When the night finally ended, I was exhausted, but satisfied. Andy paid me $250, and promised me more if I returned next week. I couldn't help but giggle when I let him pinch my ass. I walked extra sexy for him back to the dressing room, where Corinne awaited me with a bag full of my clothes.
"So I hear you were quite the little strumpet up there," she said.
"Oh, Corinne! I wish you could have seen me!"
"I told you it was fun, didn't I?" She kissed me on the cheek again. "Now let's get you back into your normal clothes and go home."
I felt disappointment that I'd have to give up my go-go outfit. Then, shock as I realized how I felt. Then, embarassment for feeling that way. I was slow to disrobe, but I didn't want to give Corinne the impression that I enjoyed wearing her clothes. I pretended to be happy about putting on my own clothes at last.
"So, are you coming back next week?" she asked.
"I guess," I answered meekly.
"What, didn't you like it? Just a minute ago, you were bouncing off the walls."
Now I was stuck. I couldn't tell her I wouldn't be back, because I desperately wanted to, and I needed her wardrobe; but I couldn't let her think that I was some kind of faggot crossdresser. "It was fun," I finally stammered, ashamed of myself for admitting it to the most beautiful woman I'd ever met.
"Great!" she said, smiling sweetly. "I can't wait to do this again next week!"
We took a cab back to her apartment. She french kissed me at her door, but didn't invite me in. I walked the rest of the way to my dorm, dejected. I had hoped to at least get to second base.
"Hey Rob," said Gary, one of my clubbing buddies, who hadn't left for the summer yet, as I walked into our dorm. "You had a wild night, I see."
I wasn't in the mood to talk, so I muttered something and headed straight to my room. I felt something on my butt as I walked past him, and was ready to slug him. Does he know? Was he there?
"What's this hanging out of your back pocket?" he asked, dangling in his fingers the hot pink hot pants I wore. "Did you score with that dancer chick?" He stared at me with a look of amazement and disbelief.
I couldn't help but laugh mysteriously as I snatched them out of his hand, and shut myself in my room without directly answering his question. I wasted no time in stripping naked and slipping into Corinne's pink hot pants. She had left me a gift! For a few glorious minutes, I was a girl again, dancing away in a nightclub, dressed like a hooker. I touched myself the way that I wanted to touch her.

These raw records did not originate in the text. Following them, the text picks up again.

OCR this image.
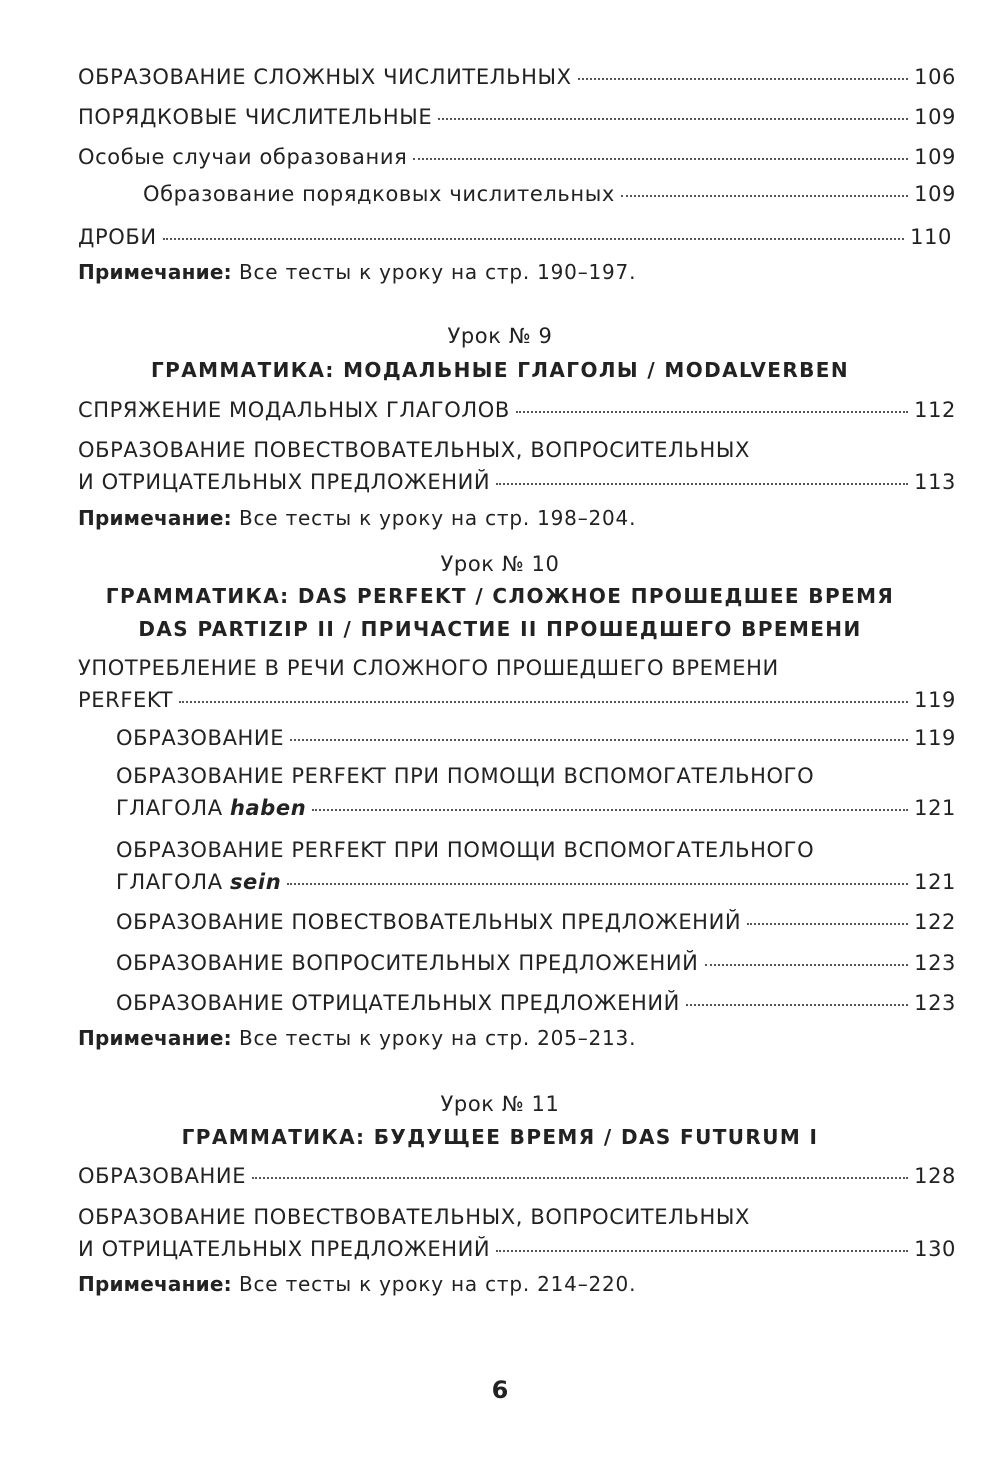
ОБРАЗОВАНИЕ СЛОЖНЫХ ЧИСЛИТЕЛЬНЫХ	106
ПОРЯДКОВЫЕ ЧИСЛИТЕЛЬНЫЕ	109
Особые случаи образования	109
Образование порядковых числительных	109
ДРОБИ	110
Примечание: Все тесты к уроку на стр. 190–197.
Урок № 9
ГРАММАТИКА: МОДАЛЬНЫЕ ГЛАГОЛЫ / MODALVERBEN
СПРЯЖЕНИЕ МОДАЛЬНЫХ ГЛАГОЛОВ	112
ОБРАЗОВАНИЕ ПОВЕСТВОВАТЕЛЬНЫХ, ВОПРОСИТЕЛЬНЫХ
И ОТРИЦАТЕЛЬНЫХ ПРЕДЛОЖЕНИЙ	113
Примечание: Все тесты к уроку на стр. 198–204.
Урок № 10
ГРАММАТИКА: DAS PERFEKT / СЛОЖНОЕ ПРОШЕДШЕЕ ВРЕМЯ
DAS PARTIZIP II / ПРИЧАСТИЕ II ПРОШЕДШЕГО ВРЕМЕНИ
УПОТРЕБЛЕНИЕ В РЕЧИ СЛОЖНОГО ПРОШЕДШЕГО ВРЕМЕНИ
PERFEKT	119
ОБРАЗОВАНИЕ	119
ОБРАЗОВАНИЕ PERFEKT ПРИ ПОМОЩИ ВСПОМОГАТЕЛЬНОГО
ГЛАГОЛА haben	121
ОБРАЗОВАНИЕ PERFEKT ПРИ ПОМОЩИ ВСПОМОГАТЕЛЬНОГО
ГЛАГОЛА sein	121
ОБРАЗОВАНИЕ ПОВЕСТВОВАТЕЛЬНЫХ ПРЕДЛОЖЕНИЙ	122
ОБРАЗОВАНИЕ ВОПРОСИТЕЛЬНЫХ ПРЕДЛОЖЕНИЙ	123
ОБРАЗОВАНИЕ ОТРИЦАТЕЛЬНЫХ ПРЕДЛОЖЕНИЙ	123
Примечание: Все тесты к уроку на стр. 205–213.
Урок № 11
ГРАММАТИКА: БУДУЩЕЕ ВРЕМЯ / DAS FUTURUM I
ОБРАЗОВАНИЕ	128
ОБРАЗОВАНИЕ ПОВЕСТВОВАТЕЛЬНЫХ, ВОПРОСИТЕЛЬНЫХ
И ОТРИЦАТЕЛЬНЫХ ПРЕДЛОЖЕНИЙ	130
Примечание: Все тесты к уроку на стр. 214–220.
6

When it was over, I wept from the shame.
Contrition for my sins fell on my head like a tonne of bricks. I had cast aside my manhood with reckless abandon that night, and I only realized it after I pleasured myself about it. I certainly couldn't allow myself to repeat this evening next week -- or ever again. I couldn't risk making a habit out of it. Worse, the woman of my dreams knew. She knew that I enjoyed it, and she taunted me by hiding her panties in my pocket. My only consolation was that nobody else knew, and that I could very likely keep it a secret for the rest of my life.
That is, it was my only consolation until I saw my face in the bathroom mirror: it was still covered in makeup.